Staphylococcus aureus Image/CDC
Staphylococcus aureus

The hospital updated the situation last week noting that seven babies currently in the NICU have tested positive for MRSA, including one with infection. There have been no new transmissions over the last week.

A focused effort to end the spread of the antibiotic resistant bug continue as the hospital’s Infection Prevention and Control team and NICU staff are working to eliminate possible sources of the bacterium and prevent further spread. Already vigilant housekeeping and hand hygiene measures are being reinforced.

As an extreme measure, all staff who have come into contact with our NICU patients were  screened to check if they may also harbor MRSA, and if so they were treated. This measure is being undertaken to ensure that we have addressed all possible factors in this outbreak and can minimize the risk of transmission as much as possible.

MRSA is a common species of bacteria found in the nose, on the skin and in the lower intestines and rarely causes any problems.

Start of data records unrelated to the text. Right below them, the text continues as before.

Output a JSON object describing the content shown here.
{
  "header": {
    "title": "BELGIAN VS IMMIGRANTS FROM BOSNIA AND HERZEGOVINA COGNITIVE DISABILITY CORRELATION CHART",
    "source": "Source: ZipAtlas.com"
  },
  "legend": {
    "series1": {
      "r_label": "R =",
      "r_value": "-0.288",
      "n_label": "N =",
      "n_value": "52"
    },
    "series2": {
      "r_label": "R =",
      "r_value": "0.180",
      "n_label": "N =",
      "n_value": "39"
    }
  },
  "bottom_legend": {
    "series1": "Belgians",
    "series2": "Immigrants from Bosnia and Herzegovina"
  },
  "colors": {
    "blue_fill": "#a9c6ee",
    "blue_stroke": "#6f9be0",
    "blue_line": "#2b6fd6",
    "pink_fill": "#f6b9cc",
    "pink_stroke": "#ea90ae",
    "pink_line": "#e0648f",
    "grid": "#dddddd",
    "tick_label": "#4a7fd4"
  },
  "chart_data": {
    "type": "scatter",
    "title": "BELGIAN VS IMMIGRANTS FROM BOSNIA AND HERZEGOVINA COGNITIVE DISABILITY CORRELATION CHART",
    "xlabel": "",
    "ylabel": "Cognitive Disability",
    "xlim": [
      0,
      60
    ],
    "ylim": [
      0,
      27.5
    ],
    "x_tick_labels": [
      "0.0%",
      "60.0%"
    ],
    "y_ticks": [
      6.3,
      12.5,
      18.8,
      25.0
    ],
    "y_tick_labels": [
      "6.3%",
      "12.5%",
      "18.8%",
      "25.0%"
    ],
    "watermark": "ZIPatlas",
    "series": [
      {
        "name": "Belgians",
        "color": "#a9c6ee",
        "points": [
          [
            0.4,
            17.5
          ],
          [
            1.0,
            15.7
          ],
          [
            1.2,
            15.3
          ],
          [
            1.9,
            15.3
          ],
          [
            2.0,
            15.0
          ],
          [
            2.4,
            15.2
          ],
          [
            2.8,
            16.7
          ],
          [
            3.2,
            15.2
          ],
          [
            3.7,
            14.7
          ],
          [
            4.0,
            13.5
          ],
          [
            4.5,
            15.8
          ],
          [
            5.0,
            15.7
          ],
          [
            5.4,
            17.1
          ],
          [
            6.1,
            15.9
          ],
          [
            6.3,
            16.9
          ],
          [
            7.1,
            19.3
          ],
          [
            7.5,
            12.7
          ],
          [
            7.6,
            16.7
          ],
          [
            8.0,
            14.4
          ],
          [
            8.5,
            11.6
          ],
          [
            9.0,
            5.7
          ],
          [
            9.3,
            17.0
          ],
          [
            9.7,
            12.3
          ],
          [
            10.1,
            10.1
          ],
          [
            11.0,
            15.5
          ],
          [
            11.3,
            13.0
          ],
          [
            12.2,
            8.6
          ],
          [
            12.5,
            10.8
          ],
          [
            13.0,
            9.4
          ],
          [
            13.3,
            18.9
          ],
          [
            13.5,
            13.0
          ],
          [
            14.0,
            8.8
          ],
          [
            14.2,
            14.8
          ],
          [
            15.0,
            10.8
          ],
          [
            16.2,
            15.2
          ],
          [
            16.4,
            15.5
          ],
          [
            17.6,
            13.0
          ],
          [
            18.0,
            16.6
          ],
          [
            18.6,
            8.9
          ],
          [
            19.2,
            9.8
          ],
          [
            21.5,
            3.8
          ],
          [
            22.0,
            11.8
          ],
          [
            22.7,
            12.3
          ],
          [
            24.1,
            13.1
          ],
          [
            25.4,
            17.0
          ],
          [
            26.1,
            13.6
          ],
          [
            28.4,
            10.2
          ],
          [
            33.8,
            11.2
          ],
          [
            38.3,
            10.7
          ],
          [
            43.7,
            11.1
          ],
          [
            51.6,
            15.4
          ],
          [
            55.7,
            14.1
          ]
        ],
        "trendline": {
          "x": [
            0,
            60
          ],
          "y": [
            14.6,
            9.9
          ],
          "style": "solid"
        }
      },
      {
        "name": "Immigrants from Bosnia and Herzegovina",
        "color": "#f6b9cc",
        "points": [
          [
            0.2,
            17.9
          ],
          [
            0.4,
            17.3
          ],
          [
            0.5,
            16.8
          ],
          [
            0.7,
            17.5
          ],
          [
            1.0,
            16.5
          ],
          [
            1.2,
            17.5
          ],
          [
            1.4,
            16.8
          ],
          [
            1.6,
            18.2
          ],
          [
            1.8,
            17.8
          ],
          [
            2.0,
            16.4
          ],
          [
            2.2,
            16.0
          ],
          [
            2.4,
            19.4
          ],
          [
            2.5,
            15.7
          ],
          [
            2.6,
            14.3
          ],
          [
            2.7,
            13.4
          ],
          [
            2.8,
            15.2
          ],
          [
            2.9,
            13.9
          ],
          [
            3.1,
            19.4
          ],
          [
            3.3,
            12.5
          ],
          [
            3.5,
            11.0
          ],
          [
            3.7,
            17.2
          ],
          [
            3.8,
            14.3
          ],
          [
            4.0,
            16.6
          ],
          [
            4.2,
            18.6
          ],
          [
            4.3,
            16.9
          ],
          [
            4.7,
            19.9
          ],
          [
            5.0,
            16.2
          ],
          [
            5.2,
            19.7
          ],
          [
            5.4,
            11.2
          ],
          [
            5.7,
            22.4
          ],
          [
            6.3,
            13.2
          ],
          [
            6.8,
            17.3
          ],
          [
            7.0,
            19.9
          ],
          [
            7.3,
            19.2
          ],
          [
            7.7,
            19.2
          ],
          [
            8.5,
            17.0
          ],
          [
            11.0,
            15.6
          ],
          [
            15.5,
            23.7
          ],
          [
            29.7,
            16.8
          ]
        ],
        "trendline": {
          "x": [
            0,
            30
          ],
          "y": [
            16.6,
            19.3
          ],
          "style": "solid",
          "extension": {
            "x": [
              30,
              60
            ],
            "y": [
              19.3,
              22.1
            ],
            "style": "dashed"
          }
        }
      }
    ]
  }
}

Under certain circumstances, for example in premature infants whose immune systems are still developing, MRSA can lead to blood, lung or skin infection which  can be treated with antibiotics.

MRSA can be passed on to other people through touch.  It can survive on hands and on normal surfaces short periods of time. However, with proper use of alcohol hand gels and good hand washing, it is easy to kill, the hospital stated.